Bill of Lading: This is a legally binding contract between you and your carrier and is generated by the carrier. This is your most secure document from a legal point of view. When you sign the bill of lading in your office, you are agreeing to its terms and conditions. On the destination side, the bill of lading will be signed by you, your agent, or hotel personnel, and thereby it will become your proof of delivery. At that point, you are releasing the carrier from responsibility. The bill of lading states where the shipment was picked up, where it gets dropped off, how many pieces are part of the shipment, and it has a tracking number. It doesn't list the contents.

Shipping Label: Include the destination address, when it must arrive, a piece count, and a contact number. If your box ends up alone on a warehouse floor with no commercial invoice or bill of lading, you're in a better position when there is a shipping label that says “2 of 10” and has a phone number.

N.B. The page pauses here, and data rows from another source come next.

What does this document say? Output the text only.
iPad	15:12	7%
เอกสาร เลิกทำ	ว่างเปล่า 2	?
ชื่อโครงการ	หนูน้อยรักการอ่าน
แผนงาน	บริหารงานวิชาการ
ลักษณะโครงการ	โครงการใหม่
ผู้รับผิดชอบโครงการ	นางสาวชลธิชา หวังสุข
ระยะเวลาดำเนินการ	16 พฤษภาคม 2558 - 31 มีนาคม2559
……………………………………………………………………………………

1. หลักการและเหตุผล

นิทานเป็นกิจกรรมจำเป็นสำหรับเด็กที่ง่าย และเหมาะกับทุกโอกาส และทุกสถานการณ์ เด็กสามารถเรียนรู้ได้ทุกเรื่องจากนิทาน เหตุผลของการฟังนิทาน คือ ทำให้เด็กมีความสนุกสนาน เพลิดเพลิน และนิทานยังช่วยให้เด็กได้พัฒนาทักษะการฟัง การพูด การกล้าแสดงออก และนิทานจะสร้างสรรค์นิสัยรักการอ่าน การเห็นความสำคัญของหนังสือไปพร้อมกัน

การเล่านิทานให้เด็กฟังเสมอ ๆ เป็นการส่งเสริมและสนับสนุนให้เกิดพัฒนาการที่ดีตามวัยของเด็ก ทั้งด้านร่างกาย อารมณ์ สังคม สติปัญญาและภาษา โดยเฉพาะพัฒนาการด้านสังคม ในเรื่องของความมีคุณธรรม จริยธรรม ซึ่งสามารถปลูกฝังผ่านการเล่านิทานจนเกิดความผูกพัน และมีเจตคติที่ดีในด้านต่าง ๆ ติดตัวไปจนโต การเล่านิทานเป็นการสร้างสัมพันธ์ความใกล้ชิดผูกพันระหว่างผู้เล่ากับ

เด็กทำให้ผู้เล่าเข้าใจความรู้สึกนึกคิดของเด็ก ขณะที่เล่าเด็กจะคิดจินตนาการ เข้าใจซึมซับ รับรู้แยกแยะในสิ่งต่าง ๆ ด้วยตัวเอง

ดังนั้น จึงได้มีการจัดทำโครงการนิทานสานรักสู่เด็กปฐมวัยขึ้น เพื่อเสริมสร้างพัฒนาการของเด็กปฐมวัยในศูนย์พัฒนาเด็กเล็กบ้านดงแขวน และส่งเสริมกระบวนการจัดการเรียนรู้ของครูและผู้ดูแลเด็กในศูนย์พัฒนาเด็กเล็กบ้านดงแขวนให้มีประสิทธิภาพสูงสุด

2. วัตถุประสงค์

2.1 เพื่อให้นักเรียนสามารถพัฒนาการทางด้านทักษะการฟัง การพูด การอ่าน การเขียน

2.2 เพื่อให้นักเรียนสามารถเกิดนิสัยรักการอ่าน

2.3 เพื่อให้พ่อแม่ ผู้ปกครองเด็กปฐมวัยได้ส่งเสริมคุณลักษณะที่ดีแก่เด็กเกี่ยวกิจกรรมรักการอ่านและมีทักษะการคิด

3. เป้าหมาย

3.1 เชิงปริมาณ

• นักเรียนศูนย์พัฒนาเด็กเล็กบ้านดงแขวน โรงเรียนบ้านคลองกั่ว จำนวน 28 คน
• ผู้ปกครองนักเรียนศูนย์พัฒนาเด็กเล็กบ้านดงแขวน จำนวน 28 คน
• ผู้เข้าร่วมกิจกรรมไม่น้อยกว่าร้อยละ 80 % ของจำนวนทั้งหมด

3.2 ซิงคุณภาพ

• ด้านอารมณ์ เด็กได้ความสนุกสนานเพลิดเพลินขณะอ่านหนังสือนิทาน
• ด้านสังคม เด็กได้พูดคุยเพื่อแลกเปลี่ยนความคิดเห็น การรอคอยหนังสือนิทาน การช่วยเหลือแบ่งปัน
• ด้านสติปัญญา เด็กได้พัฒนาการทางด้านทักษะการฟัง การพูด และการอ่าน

Proof of Delivery: This comes from the signature on the bill of lading. From your office, track your box through to proof of delivery. Find out when it arrived at the hotel and who signed for it.

ATA Carnet: A document used in very specific cases to allow a shipment, with restrictions, to move into a country without paying duty and tax. (Used, for example, to help a large display travel to multiple countries over the course of a year.)

Copies of Everything: “Carry with you the original bill of lading that includes the tracking number and the commercial invoice,” says Griggs. “I would also carry an inventory of each piece. This inventory would include a description of the box, the piece count number (1 of 7, for example), and the contents. The third thing I would take is a copy of any critical documents that were shipped and a disk or memory stick with the same. With this information, you can quickly see what is missing if part of the shipment fails to arrive. For example, you are missing piece number 4 of 7, which is blue plastic container, 24 inches by 24 inches by 24 inches, that contains all your registration forms. You can tell your freight forwarder exactly what they're looking for, and meanwhile you can reprint the forms from your disk or memory stick.” Finally, carry the mobile and office numbers of all suppliers involved with the shipment. That includes contact names and numbers of the local companies working for you. If there is a problem at your destination, local suppliers may need copies of all your paperwork.